Hal plucked a large thick leaf from a plant and used it as a salver on which she placed the roasted heart. They walked together down the makeshift road toward the logging encampment, the sound of explosions echoing from behind them.
"It's a welcome treat, my lady. Or may I call you Inanna? I think it's time we use your true name."
"I agree. So, are there machines left to destroy?"
"I believe I've gotten them all. Are there humans left to destroy?"
"I've cleared out the encampment so I think not. Will the vampire keep from attacking me? I'd rather not begin your inevitable detox until we're done with the night's work."

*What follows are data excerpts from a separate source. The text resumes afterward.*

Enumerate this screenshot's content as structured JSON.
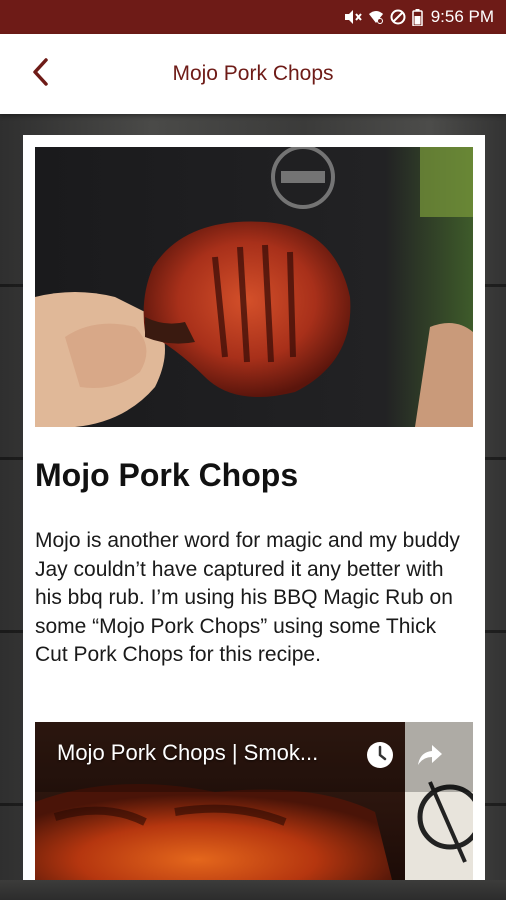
{
  "status_bar": {
    "time": "9:56 PM",
    "icons": [
      "mute-icon",
      "wifi-icon",
      "do-not-disturb-icon",
      "battery-icon"
    ]
  },
  "app_bar": {
    "title": "Mojo Pork Chops",
    "back_icon": "back-arrow-icon"
  },
  "recipe": {
    "title": "Mojo Pork Chops",
    "description": "Mojo is another word for magic and my buddy Jay couldn’t have captured it any better with his bbq rub. I’m using his BBQ Magic Rub on some “Mojo Pork Chops” using some Thick Cut Pork Chops for this recipe.",
    "hero_image": "grilled-pork-chop-photo"
  },
  "video": {
    "title": "Mojo Pork Chops | Smok...",
    "icons": [
      "watch-later-icon",
      "share-icon"
    ]
  },
  "colors": {
    "brand": "#6e1b17",
    "app_bar_bg": "#ffffff",
    "card_bg": "#ffffff",
    "text": "#111111"
  }
}
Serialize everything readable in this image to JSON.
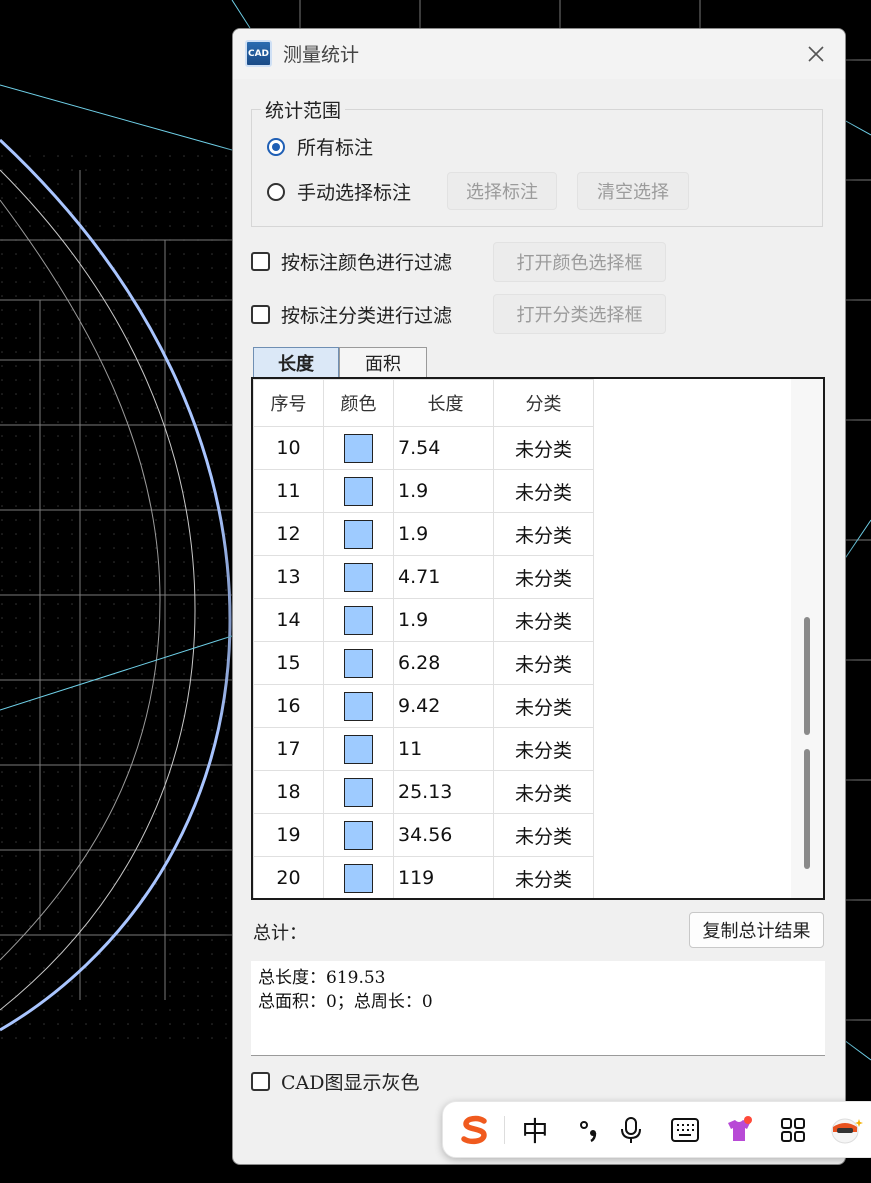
{
  "dialog": {
    "title": "测量统计",
    "app_icon_text": "CAD"
  },
  "scope": {
    "group_title": "统计范围",
    "all_label": "所有标注",
    "manual_label": "手动选择标注",
    "select_button": "选择标注",
    "clear_button": "清空选择",
    "selected": "all"
  },
  "filters": {
    "color_filter_label": "按标注颜色进行过滤",
    "color_dialog_button": "打开颜色选择框",
    "category_filter_label": "按标注分类进行过滤",
    "category_dialog_button": "打开分类选择框"
  },
  "tabs": {
    "length": "长度",
    "area": "面积",
    "active": "length"
  },
  "table": {
    "headers": {
      "index": "序号",
      "color": "颜色",
      "length": "长度",
      "category": "分类"
    },
    "swatch_color": "#9ecbff",
    "rows": [
      {
        "index": "10",
        "length": "7.54",
        "category": "未分类"
      },
      {
        "index": "11",
        "length": "1.9",
        "category": "未分类"
      },
      {
        "index": "12",
        "length": "1.9",
        "category": "未分类"
      },
      {
        "index": "13",
        "length": "4.71",
        "category": "未分类"
      },
      {
        "index": "14",
        "length": "1.9",
        "category": "未分类"
      },
      {
        "index": "15",
        "length": "6.28",
        "category": "未分类"
      },
      {
        "index": "16",
        "length": "9.42",
        "category": "未分类"
      },
      {
        "index": "17",
        "length": "11",
        "category": "未分类"
      },
      {
        "index": "18",
        "length": "25.13",
        "category": "未分类"
      },
      {
        "index": "19",
        "length": "34.56",
        "category": "未分类"
      },
      {
        "index": "20",
        "length": "119",
        "category": "未分类"
      }
    ]
  },
  "totals": {
    "label": "总计：",
    "copy_button": "复制总计结果",
    "line1": "总长度：619.53",
    "line2": "总面积：0；总周长：0"
  },
  "gray_option": {
    "label": "CAD图显示灰色"
  },
  "ime": {
    "lang": "中"
  },
  "icons": {
    "close": "close-icon",
    "sogou": "sogou-logo-icon",
    "punct": "punctuation-icon",
    "mic": "microphone-icon",
    "keyboard": "keyboard-icon",
    "skin": "skin-icon",
    "apps": "apps-grid-icon",
    "assistant": "assistant-icon"
  }
}
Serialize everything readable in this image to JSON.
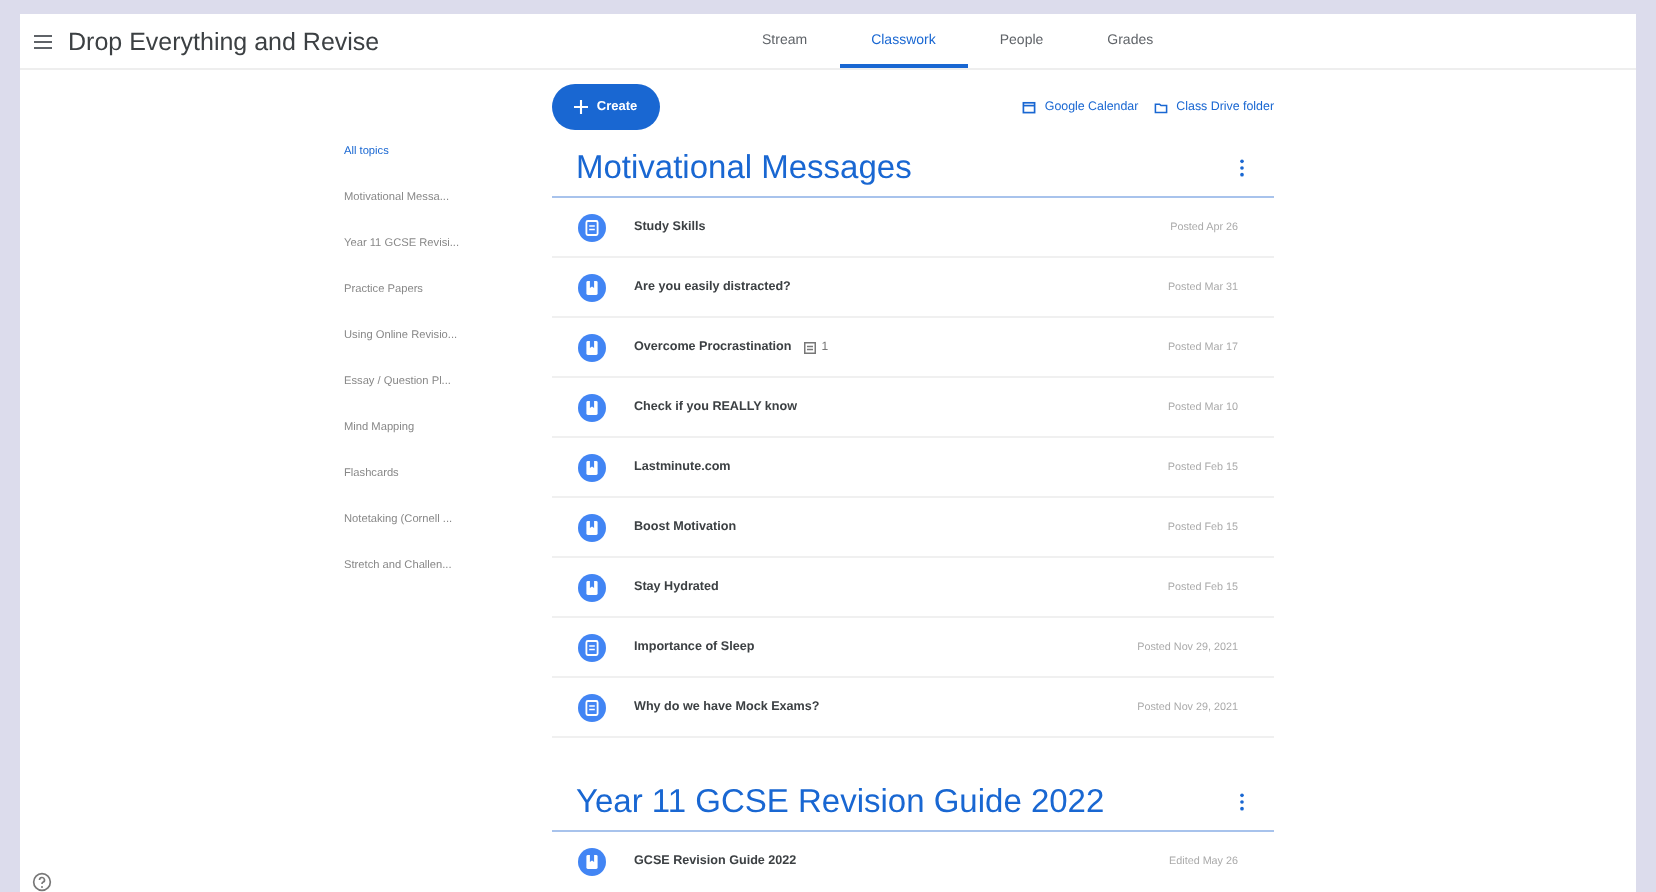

"The vampire has no interest in its own destruction, so as long as your blood remains beneath the skin we should be fine. I wouldn't mind a few more of these hearts, if I can find the ones I tossed aside. I don't have your combustive talent."
"You catch 'em, I'll cook 'em." She grinned at him, a light-hearted expression worn on a face caked with gore. He smiled back, knowing he looked just as gruesome.
"My dear Inanna, you're a bloody mess. I'm afraid you may have a face only a vampire could love," he teased.
"Good thing a vampire is the only lover I'm interested in," Inanna replied. "Find your hearts. We don't have all night. I'll meet you at the encampment just up the road."
Inanna disappeared in her usual burst of effervescent air, leaving Hal to retrace his steps as quickly as he could. He retrieved the M4 and duffel bag of explosives before beginning a quick search for snacks. He found three more hearts, tucked them into a pocket of the bag, and decided that was plenty. He'd already eaten the one raw, and five was more than he usually indulged in at once. Hal took a careful bite of the heart she'd cooked for him. Just the right temperature and perfectly done. Inanna was apparently an expert at open-flame cooking, which made sense, considering her age.
Hal ate as he ran toward the encampment at full speed. Eating on the run was another old habit. He worked his way through Inanna's usual untidy leavings, pieces of bodies this time rather than coffee grounds and toast crumbs, and quickly found the office. It was a one-room metal caravan of sorts built on a flatbed trailer and made to be towed along as the logging progressed. Inanna was rummaging through a desk in the room, leaving behind blood smears and droplets with every move.
"I've found some letterhead with the company logo. Looking for addresses and such. Check out the map on the wall," she said. "I can use it to focus just on sites owned by Verdant Opportunity. Otherwise we'd spend the night chasing through the Amazon killing random loggers."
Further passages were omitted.